What is God’s desire for how His children should live together in a broken world?
We look forward to the day when God will restore all things and know that we will have a rich community on the new earth. However, what is God’s plan for how we should live today? I believe the answer is community!
Developing community is one of a team’s goals as they minister to unreached people groups. Obstacles to community development such as fighting within the country, government suppression, violence, and distrust of foreigners often trap people in poverty.
As an outsider, it is easy to see the material poverty in a village and come to the conclusion that they need more things: running water, bathrooms, better vehicles, and newer buildings. However, a definition of poverty put forth in the book, When Helping Hurts, addresses poverty as broken relationships. The authors state that God created “four foundational relationships for each person: a relationship with God, with self, with others, and with the rest of creation” (p. 54). Poverty occurs when any of these relationships are broken.
When poverty is assessed in terms of broken relationships, the goals of community development turn from bringing in physical things to seeing people’s relationships healed. Every person is created to have a relationship with God. This foundational relationship affects all other relationships. As one’s relationship with God is healed, other relationships can be restored. Restored relationships may look like a restored marriage, neighbors helping each other instead of fighting, and stewarding the resources God gave to the community.

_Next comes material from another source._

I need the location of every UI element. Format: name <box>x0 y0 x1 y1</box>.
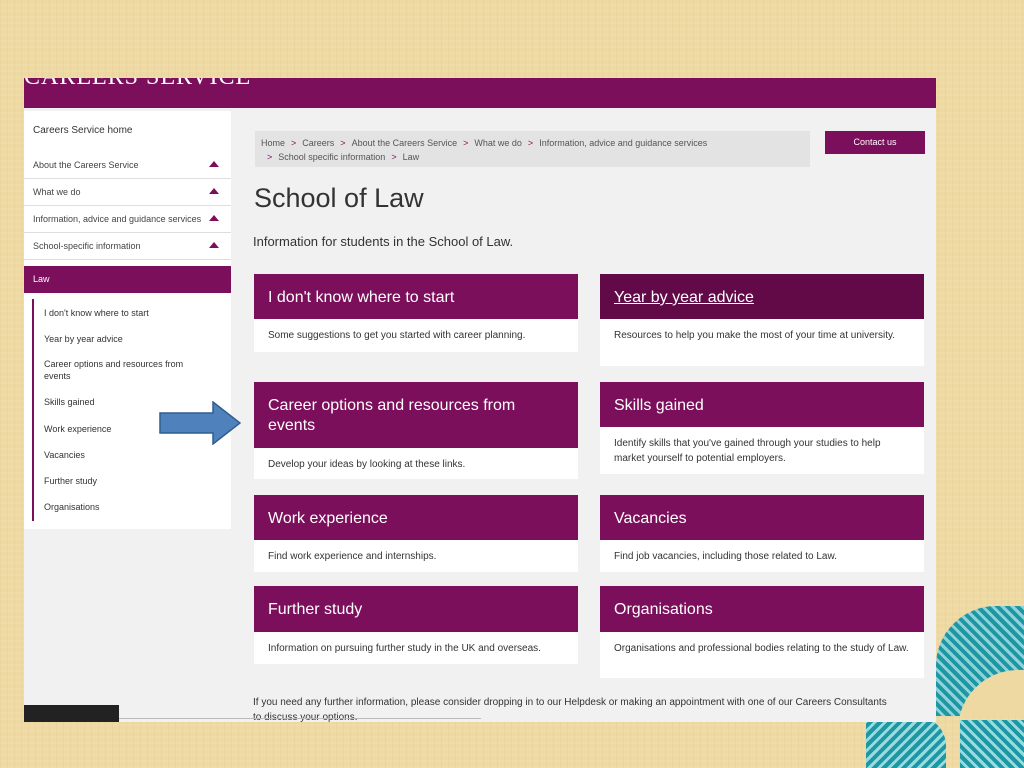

Jesus is the answer for every problem in the world. The world is full of violence, turmoil, and fighting, but this is not God’s will. Colossians 1 paints the picture of Jesus as the One who created all things, the One who holds all things together, and the One who will reconcile all things by the blood of the cross.
God’s heart is that peace would come to the earth, that people would live with whole relationships, and that His people would join in community.
— RW, Community development facilitator on the Isala team
All-Nations teams typically include a community development facilitator, who may focus on agriculture, business, savings groups, or literacy, while promoting reconciliation through the gospel of our Lord Jesus. Sometimes they precede translators into a people group, since many groups value community development but may initially lack interest in the Scriptures.